Another thing is, this is the heatmap of the notes in the images:
image

As you can see there’s a lot clustered to the center and not a lot near the edges/corners. I also need to get more images with high/low lighting, but I think I can do that within the RoboFLOW tools.

I’m working on setting up a public GitHub repository where people can add images to easily, as I don’t see a way to easily do that with RoboFLOW, and I want to make sure that people can get the images and dataset public to use however they want.

3 Likes

This is great, thank you! :clap:

If you’re just looking for an easy way to collect images (non-annotated), I’m happy to donate a SmugMug account that you can just enable public uploads into from anyone. Alternatively, Flickr is free and people could just upload images with a common tag (FRC2024Note or similar).

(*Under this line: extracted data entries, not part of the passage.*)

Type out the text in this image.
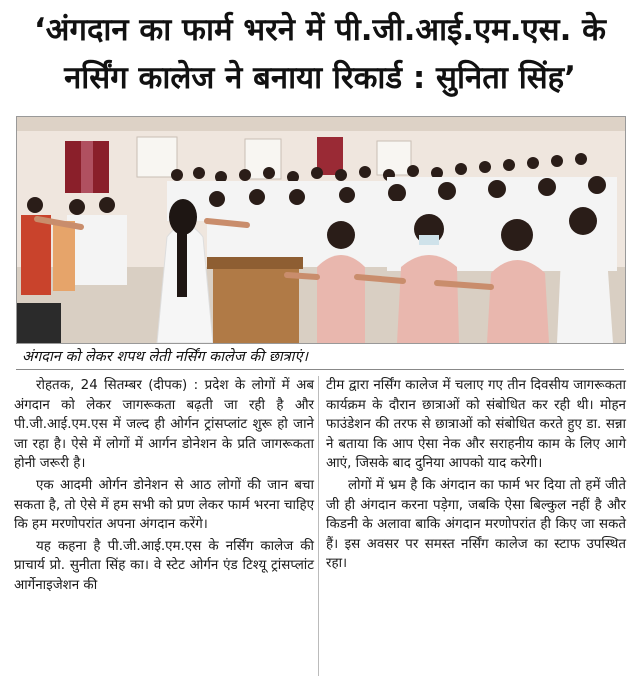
‘अंगदान का फार्म भरने में पी.जी.आई.एम.एस. के
नर्सिंग कालेज ने बनाया रिकार्ड : सुनिता सिंह’
अंगदान को लेकर शपथ लेती नर्सिंग कालेज की छात्राएं।

रोहतक, 24 सितम्बर (दीपक) : प्रदेश के लोगों में अब अंगदान को लेकर जागरूकता बढ़ती जा रही है और पी.जी.आई.एम.एस में जल्द ही ओर्गन ट्रांसप्लांट शुरू हो जाने जा रहा है। ऐसे में लोगों में आर्गन डोनेशन के प्रति जागरूकता होनी जरूरी है।

एक आदमी ओर्गन डोनेशन से आठ लोगों की जान बचा सकता है, तो ऐसे में हम सभी को प्रण लेकर फार्म भरना चाहिए कि हम मरणोपरांत अपना अंगदान करेंगे।

यह कहना है पी.जी.आई.एम.एस के नर्सिंग कालेज की प्राचार्य प्रो. सुनीता सिंह का। वे स्टेट ओर्गन एंड टिश्यू ट्रांसप्लांट आर्गेनाइजेशन की

टीम द्वारा नर्सिंग कालेज में चलाए गए तीन दिवसीय जागरूकता कार्यक्रम के दौरान छात्राओं को संबोधित कर रही थी। मोहन फाउंडेशन की तरफ से छात्राओं को संबोधित करते हुए डा. सन्ना ने बताया कि आप ऐसा नेक और सराहनीय काम के लिए आगे आएं, जिसके बाद दुनिया आपको याद करेगी।

लोगों में भ्रम है कि अंगदान का फार्म भर दिया तो हमें जीते जी ही अंगदान करना पड़ेगा, जबकि ऐसा बिल्कुल नहीं है और किडनी के अलावा बाकि अंगदान मरणोपरांत ही किए जा सकते हैं। इस अवसर पर समस्त नर्सिंग कालेज का स्टाफ उपस्थित रहा।
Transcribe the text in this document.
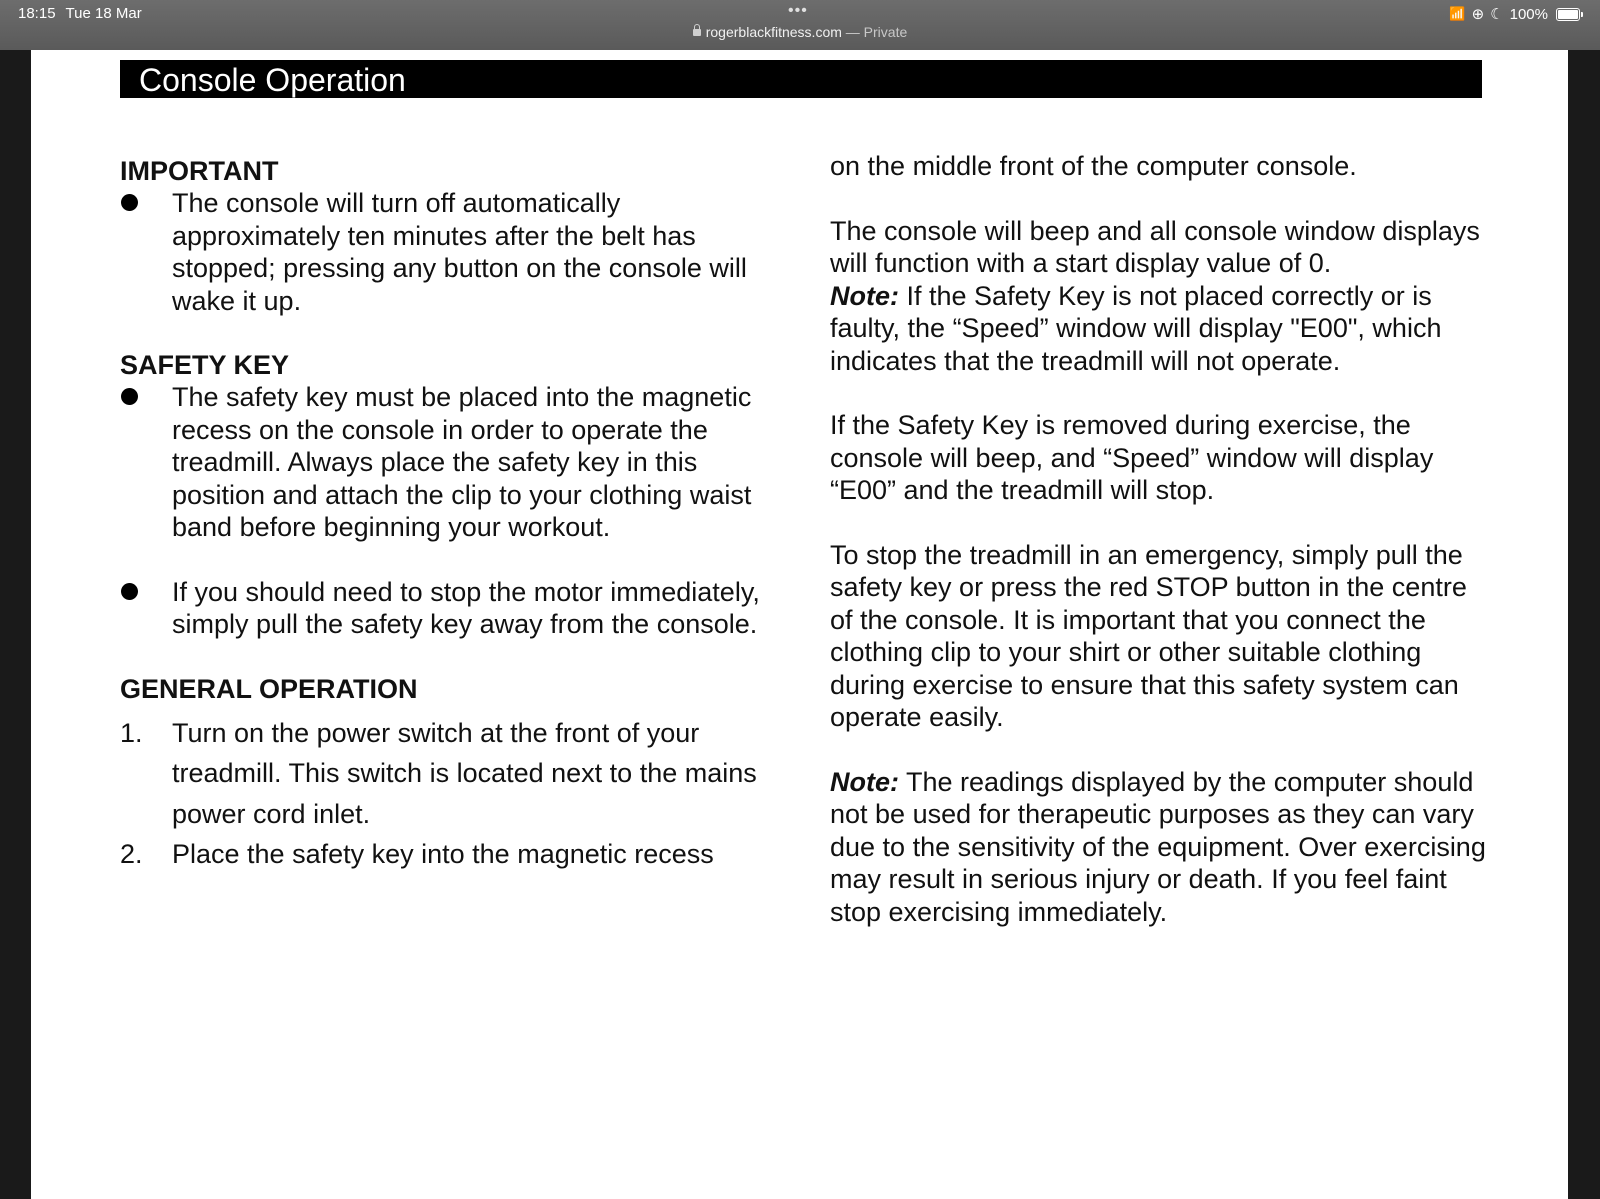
18:15 Tue 18 Mar	•••
rogerblackfitness.com — Private
📶 ⊕ ☾ 100%
Console Operation
IMPORTANT

The console will turn off automatically approximately ten minutes after the belt has stopped; pressing any button on the console will wake it up.

SAFETY KEY

The safety key must be placed into the magnetic recess on the console in order to operate the treadmill. Always place the safety key in this position and attach the clip to your clothing waist band before beginning your workout.

If you should need to stop the motor immediately, simply pull the safety key away from the console.

GENERAL OPERATION
1. Turn on the power switch at the front of your treadmill. This switch is located next to the mains power cord inlet.

2. Place the safety key into the magnetic recess

on the middle front of the computer console.

The console will beep and all console window displays will function with a start display value of 0.

Note: If the Safety Key is not placed correctly or is faulty, the “Speed” window will display "E00", which indicates that the treadmill will not operate.

If the Safety Key is removed during exercise, the console will beep, and “Speed” window will display “E00” and the treadmill will stop.

To stop the treadmill in an emergency, simply pull the safety key or press the red STOP button in the centre of the console. It is important that you connect the clothing clip to your shirt or other suitable clothing during exercise to ensure that this safety system can operate easily.

Note: The readings displayed by the computer should not be used for therapeutic purposes as they can vary due to the sensitivity of the equipment. Over exercising may result in serious injury or death. If you feel faint stop exercising immediately.
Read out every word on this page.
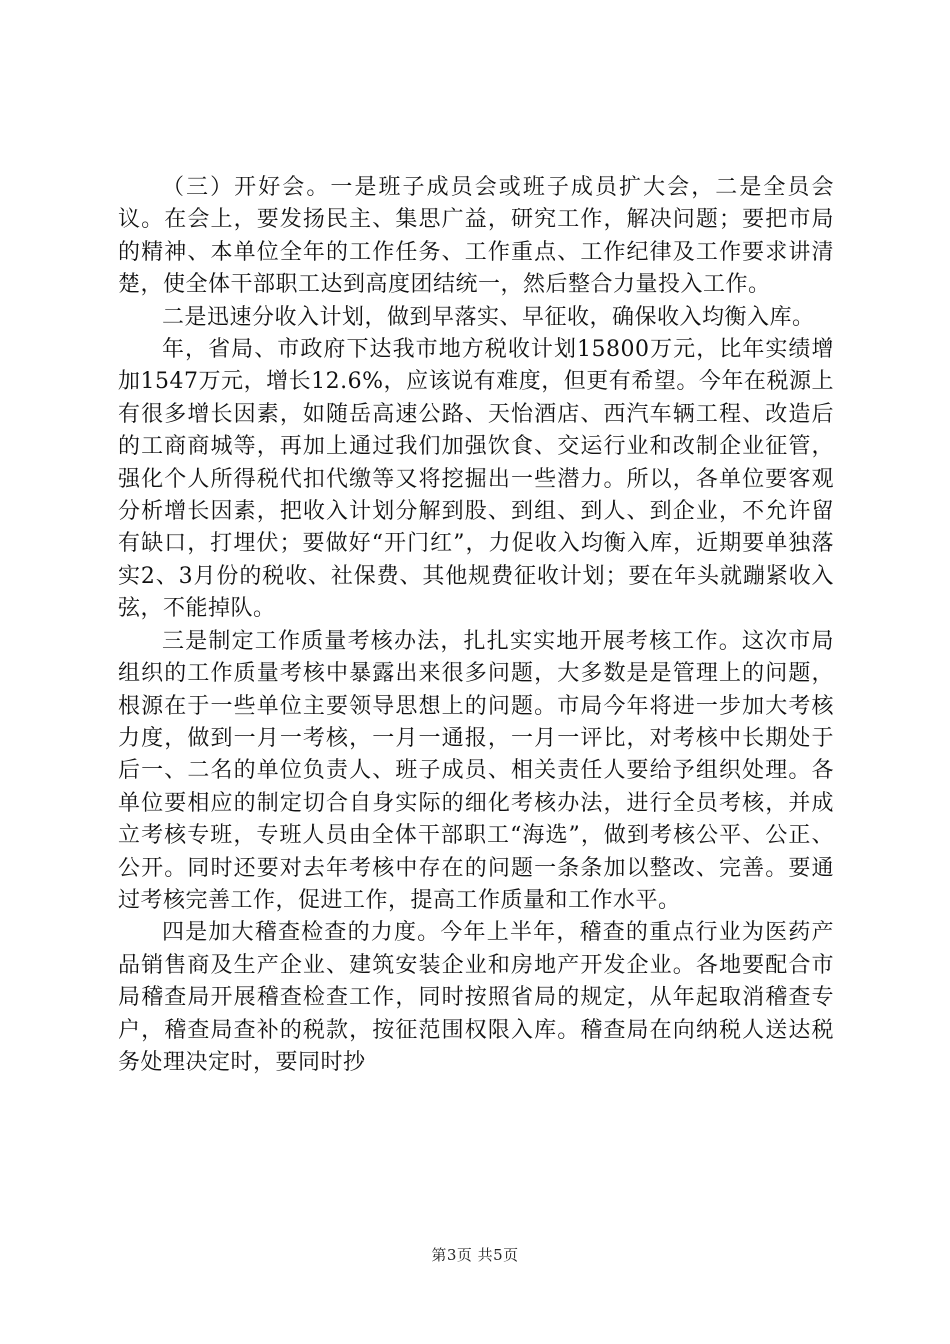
（三）开好会。一是班子成员会或班子成员扩大会，二是全员会议。在会上，要发扬民主、集思广益，研究工作，解决问题；要把市局的精神、本单位全年的工作任务、工作重点、工作纪律及工作要求讲清楚，使全体干部职工达到高度团结统一，然后整合力量投入工作。

二是迅速分收入计划，做到早落实、早征收，确保收入均衡入库。

年，省局、市政府下达我市地方税收计划15800万元，比年实绩增加1547万元，增长12.6%，应该说有难度，但更有希望。今年在税源上有很多增长因素，如随岳高速公路、天怡酒店、西汽车辆工程、改造后的工商商城等，再加上通过我们加强饮食、交运行业和改制企业征管，强化个人所得税代扣代缴等又将挖掘出一些潜力。所以，各单位要客观分析增长因素，把收入计划分解到股、到组、到人、到企业，不允许留有缺口，打埋伏；要做好“开门红”，力促收入均衡入库，近期要单独落实2、3月份的税收、社保费、其他规费征收计划；要在年头就蹦紧收入弦，不能掉队。

三是制定工作质量考核办法，扎扎实实地开展考核工作。这次市局组织的工作质量考核中暴露出来很多问题，大多数是是管理上的问题，根源在于一些单位主要领导思想上的问题。市局今年将进一步加大考核力度，做到一月一考核，一月一通报，一月一评比，对考核中长期处于后一、二名的单位负责人、班子成员、相关责任人要给予组织处理。各单位要相应的制定切合自身实际的细化考核办法，进行全员考核，并成立考核专班，专班人员由全体干部职工“海选”，做到考核公平、公正、公开。同时还要对去年考核中存在的问题一条条加以整改、完善。要通过考核完善工作，促进工作，提高工作质量和工作水平。

四是加大稽查检查的力度。今年上半年，稽查的重点行业为医药产品销售商及生产企业、建筑安装企业和房地产开发企业。各地要配合市局稽查局开展稽查检查工作，同时按照省局的规定，从年起取消稽查专户，稽查局查补的税款，按征范围权限入库。稽查局在向纳税人送达税务处理决定时，要同时抄

第3页 共5页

If you want annotated images, though, those platforms won’t help. I don’t know if you’re annotating yourself or collecting annotated data from other teams?

1 Like

Also looks like Limelight is collecting data as well. Might be a way to collaborate with them? Limelight Tools

As for collecting images, I do have a GitHub repository set up, and I can setup a script to update any new images in the repository into my RoboFLOW project, which is where I’ve been annotating images, both manually and with their auto-annotation tool. With RoboFLOW I can community source annotations/annotation review, but not have other users add images (as far as I can tell). I might look into both the programs you mentioned though.

As for collaberating with Limelight, I’ll send them an email asking if I can, but seeing as there’s no way to download the collected images from that link I’m not entirely sure if they’ll let me do that. I will add all the images I have downloaded at regular intervals however, so even if I can use their data, anyone using Limelights stuff can use the data I’ve collected.